According to a 2015 Cosmopolitan survey, one in three women says they have experienced sexual harassment at work. 38% of respondents claimed that their employer was the one who harassed them. However, more than 70% did not disclose their mistreatment.
So what would you do if you’re a woman who thinks you’re experiencing or have experienced sexual harassment at work?
Measures You Can Take
If you think you’ve been the subject of sexual misconduct at work, follow these eight steps:
1. Keep track of all exchanges for anything.
- In sexual harassment, known as “quid pro quo sexual harassment,” you are either promised a job, promotion, or favor in exchange for complying with the harasser’s demands, or you are threatened with being demoted, fired, or disciplined if you don’t. Record down the time, date, location, and names of any witnesses if some promises or threats are made.
- If there aren’t any witnesses, do not be concerned. Most harassers are too intelligent to harass in the presence of other people.
2. Note any remarks and unconventional treatment you’ve encountered
- Quid pro quo sexual harassment is highly uncommon compared to the other sort of harassment, dubbed “hostile environment.” You are in a hostile atmosphere when you are being harassed because of your gender.
- This could include remarks that individuals of your gender are less valuable than those of the other sex, sexual remarks, or other forms of discrimination.
- If the assaulter is making remarks or acting differently toward you, they might also be picking on people who are your sex. Observe comments made to you and others with attentiveness and make thorough notes. Restate the date, time, location, and names of any witnesses. Even if it’s only you, you should still record it.
3. Place your documents in a secure location.
Avoid storing them on your computer at work, in a desk drawer, or in any other location where your employer could access them. Instead, type them on your computer or keep them in your purse or briefcase. If you were fired, you wouldn’t be able to access your notes on the company computer, and they might even end up neatly “lost.”
4. Amass your proof.
To ensure that you don’t lose any messages or Status updates, your smartphone breaks, or you acquire a new one, snap a screenshot of the communication and print it. Additionally, print down emails and save them safely.

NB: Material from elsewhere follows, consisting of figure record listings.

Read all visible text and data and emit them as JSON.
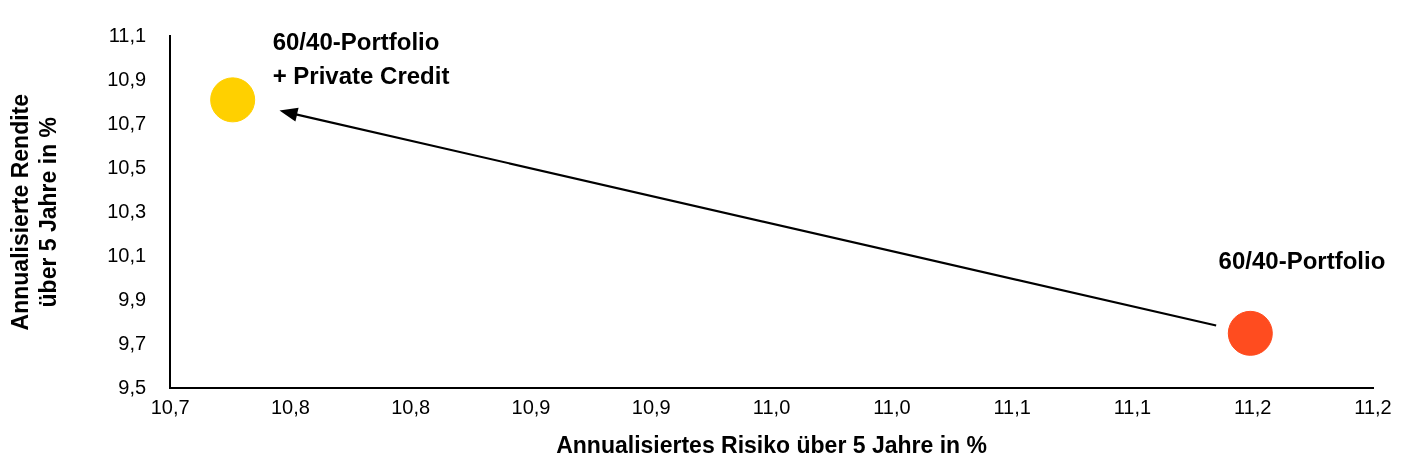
{
  "chart_data": {
    "type": "scatter",
    "xlabel": "Annualisiertes Risiko über 5 Jahre in %",
    "ylabel": "Annualisierte Rendite\nüber 5 Jahre in %",
    "x": [
      10.726,
      11.149
    ],
    "values": [
      10.81,
      9.75
    ],
    "colors": [
      "#ffd000",
      "#ff4c1f"
    ],
    "marker": "circle",
    "grid": false,
    "legend": false,
    "xlim": [
      10.7,
      11.2
    ],
    "xticks": [
      {
        "value": 10.7,
        "label": "10,7"
      },
      {
        "value": 10.75,
        "label": "10,8"
      },
      {
        "value": 10.8,
        "label": "10,8"
      },
      {
        "value": 10.85,
        "label": "10,9"
      },
      {
        "value": 10.9,
        "label": "10,9"
      },
      {
        "value": 10.95,
        "label": "11,0"
      },
      {
        "value": 11.0,
        "label": "11,0"
      },
      {
        "value": 11.05,
        "label": "11,1"
      },
      {
        "value": 11.1,
        "label": "11,1"
      },
      {
        "value": 11.15,
        "label": "11,2"
      },
      {
        "value": 11.2,
        "label": "11,2"
      }
    ],
    "ylim": [
      9.5,
      11.1
    ],
    "yticks": [
      {
        "value": 9.5,
        "label": "9,5"
      },
      {
        "value": 9.7,
        "label": "9,7"
      },
      {
        "value": 9.9,
        "label": "9,9"
      },
      {
        "value": 10.1,
        "label": "10,1"
      },
      {
        "value": 10.3,
        "label": "10,3"
      },
      {
        "value": 10.5,
        "label": "10,5"
      },
      {
        "value": 10.7,
        "label": "10,7"
      },
      {
        "value": 10.9,
        "label": "10,9"
      },
      {
        "value": 11.1,
        "label": "11,1"
      }
    ],
    "annotations": [
      {
        "text": "60/40-Portfolio\n+ Private Credit",
        "x": 10.726,
        "y": 10.81
      },
      {
        "text": "60/40-Portfolio",
        "x": 11.149,
        "y": 9.75
      }
    ]
  }
}
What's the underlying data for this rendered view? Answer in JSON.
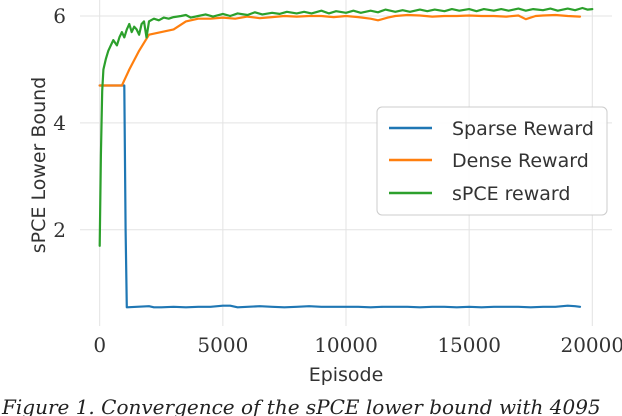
{
  "chart_data": {
    "type": "line",
    "xlabel": "Episode",
    "ylabel": "sPCE Lower Bound",
    "xlim": [
      -800,
      20800
    ],
    "ylim": [
      0.2,
      6.3
    ],
    "x_ticks": [
      0,
      5000,
      10000,
      15000,
      20000
    ],
    "y_ticks": [
      2,
      4,
      6
    ],
    "grid": true,
    "legend_position": "center-right",
    "series": [
      {
        "name": "Sparse Reward",
        "color": "#1f77b4",
        "points": [
          [
            0,
            4.7
          ],
          [
            300,
            4.7
          ],
          [
            600,
            4.7
          ],
          [
            950,
            4.7
          ],
          [
            1000,
            4.7
          ],
          [
            1050,
            2.0
          ],
          [
            1100,
            0.55
          ],
          [
            1500,
            0.56
          ],
          [
            2000,
            0.57
          ],
          [
            2200,
            0.55
          ],
          [
            2500,
            0.55
          ],
          [
            3000,
            0.56
          ],
          [
            3500,
            0.55
          ],
          [
            4000,
            0.56
          ],
          [
            4500,
            0.56
          ],
          [
            5000,
            0.58
          ],
          [
            5300,
            0.58
          ],
          [
            5600,
            0.55
          ],
          [
            6000,
            0.56
          ],
          [
            6500,
            0.57
          ],
          [
            7000,
            0.56
          ],
          [
            7500,
            0.55
          ],
          [
            8000,
            0.56
          ],
          [
            8500,
            0.57
          ],
          [
            9000,
            0.56
          ],
          [
            9500,
            0.56
          ],
          [
            10000,
            0.56
          ],
          [
            10500,
            0.56
          ],
          [
            11000,
            0.55
          ],
          [
            11500,
            0.56
          ],
          [
            12000,
            0.56
          ],
          [
            12500,
            0.56
          ],
          [
            13000,
            0.55
          ],
          [
            13500,
            0.56
          ],
          [
            14000,
            0.56
          ],
          [
            14500,
            0.55
          ],
          [
            15000,
            0.56
          ],
          [
            15500,
            0.55
          ],
          [
            16000,
            0.56
          ],
          [
            16500,
            0.56
          ],
          [
            17000,
            0.56
          ],
          [
            17500,
            0.55
          ],
          [
            18000,
            0.56
          ],
          [
            18500,
            0.56
          ],
          [
            19000,
            0.58
          ],
          [
            19300,
            0.57
          ],
          [
            19500,
            0.56
          ]
        ]
      },
      {
        "name": "Dense Reward",
        "color": "#ff7f0e",
        "points": [
          [
            0,
            4.7
          ],
          [
            500,
            4.7
          ],
          [
            900,
            4.7
          ],
          [
            1200,
            5.0
          ],
          [
            1600,
            5.35
          ],
          [
            2000,
            5.65
          ],
          [
            2500,
            5.7
          ],
          [
            3000,
            5.75
          ],
          [
            3500,
            5.9
          ],
          [
            4000,
            5.95
          ],
          [
            4500,
            5.95
          ],
          [
            5000,
            5.97
          ],
          [
            5500,
            5.95
          ],
          [
            6000,
            5.99
          ],
          [
            6500,
            5.96
          ],
          [
            7000,
            5.98
          ],
          [
            7500,
            6.0
          ],
          [
            8000,
            5.99
          ],
          [
            8500,
            6.0
          ],
          [
            9000,
            6.0
          ],
          [
            9500,
            5.98
          ],
          [
            10000,
            6.0
          ],
          [
            10500,
            5.98
          ],
          [
            11000,
            5.95
          ],
          [
            11300,
            5.92
          ],
          [
            11700,
            5.97
          ],
          [
            12000,
            6.0
          ],
          [
            12500,
            6.02
          ],
          [
            13000,
            6.01
          ],
          [
            13500,
            5.99
          ],
          [
            14000,
            6.0
          ],
          [
            14500,
            6.0
          ],
          [
            15000,
            6.01
          ],
          [
            15500,
            6.0
          ],
          [
            16000,
            6.0
          ],
          [
            16500,
            5.99
          ],
          [
            17000,
            6.01
          ],
          [
            17300,
            5.94
          ],
          [
            17700,
            6.0
          ],
          [
            18000,
            6.01
          ],
          [
            18500,
            6.02
          ],
          [
            19000,
            6.0
          ],
          [
            19500,
            5.99
          ]
        ]
      },
      {
        "name": "sPCE reward",
        "color": "#2ca02c",
        "points": [
          [
            0,
            1.7
          ],
          [
            50,
            3.4
          ],
          [
            100,
            4.6
          ],
          [
            150,
            5.0
          ],
          [
            250,
            5.2
          ],
          [
            350,
            5.35
          ],
          [
            450,
            5.45
          ],
          [
            550,
            5.55
          ],
          [
            700,
            5.45
          ],
          [
            800,
            5.6
          ],
          [
            900,
            5.7
          ],
          [
            1000,
            5.6
          ],
          [
            1100,
            5.75
          ],
          [
            1200,
            5.85
          ],
          [
            1300,
            5.7
          ],
          [
            1400,
            5.8
          ],
          [
            1500,
            5.75
          ],
          [
            1600,
            5.65
          ],
          [
            1700,
            5.85
          ],
          [
            1800,
            5.9
          ],
          [
            1900,
            5.6
          ],
          [
            2000,
            5.9
          ],
          [
            2200,
            5.95
          ],
          [
            2400,
            5.92
          ],
          [
            2600,
            5.97
          ],
          [
            2800,
            5.95
          ],
          [
            3000,
            5.98
          ],
          [
            3300,
            6.0
          ],
          [
            3500,
            6.02
          ],
          [
            3700,
            5.97
          ],
          [
            4000,
            6.0
          ],
          [
            4300,
            6.03
          ],
          [
            4600,
            5.99
          ],
          [
            5000,
            6.04
          ],
          [
            5300,
            6.0
          ],
          [
            5600,
            6.05
          ],
          [
            6000,
            6.02
          ],
          [
            6300,
            6.07
          ],
          [
            6600,
            6.03
          ],
          [
            7000,
            6.06
          ],
          [
            7300,
            6.04
          ],
          [
            7600,
            6.08
          ],
          [
            8000,
            6.05
          ],
          [
            8300,
            6.08
          ],
          [
            8600,
            6.05
          ],
          [
            9000,
            6.1
          ],
          [
            9300,
            6.05
          ],
          [
            9600,
            6.09
          ],
          [
            10000,
            6.06
          ],
          [
            10300,
            6.1
          ],
          [
            10600,
            6.06
          ],
          [
            11000,
            6.1
          ],
          [
            11300,
            6.07
          ],
          [
            11600,
            6.12
          ],
          [
            12000,
            6.08
          ],
          [
            12300,
            6.11
          ],
          [
            12600,
            6.08
          ],
          [
            13000,
            6.12
          ],
          [
            13300,
            6.09
          ],
          [
            13600,
            6.12
          ],
          [
            14000,
            6.09
          ],
          [
            14300,
            6.13
          ],
          [
            14600,
            6.1
          ],
          [
            15000,
            6.13
          ],
          [
            15300,
            6.09
          ],
          [
            15600,
            6.13
          ],
          [
            16000,
            6.1
          ],
          [
            16300,
            6.13
          ],
          [
            16600,
            6.1
          ],
          [
            17000,
            6.14
          ],
          [
            17300,
            6.1
          ],
          [
            17600,
            6.13
          ],
          [
            18000,
            6.11
          ],
          [
            18300,
            6.14
          ],
          [
            18600,
            6.1
          ],
          [
            19000,
            6.14
          ],
          [
            19300,
            6.11
          ],
          [
            19600,
            6.15
          ],
          [
            19800,
            6.12
          ],
          [
            20000,
            6.13
          ]
        ]
      }
    ]
  },
  "caption_text": "Figure 1. Convergence of the sPCE lower bound with 4095"
}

5. Report any workplace harassment.
According to the Supreme Court, filing a complaint about sexual assault is necessary before doing so. It would help if you offered the company a chance to make things right. If your employer has a sexual harassment policy, be sure you have complied with it and have informed the appropriate party of your issue. If one of them is your harasser, the employer should have other people they can report it to.
6. Present a grievance
The next step is to file a lawsuit with the aid of a Queens sexual harassment lawyer if you have already reported workplace harassment and the company is refusing to take any action. You have 120 or 300 days from the time of discrimination to file, depending on your state. You are shielded from reprisal if you report the discrimination to the authorities.
Last but not least, if you don’t come out with sexual assault, there will be more victims, and the conduct will worsen. Represent your entitlement to a secure workplace. Your company has a responsibility to prevent sexual harassment at work. You can ask for help from Queens sexual harassment lawyer.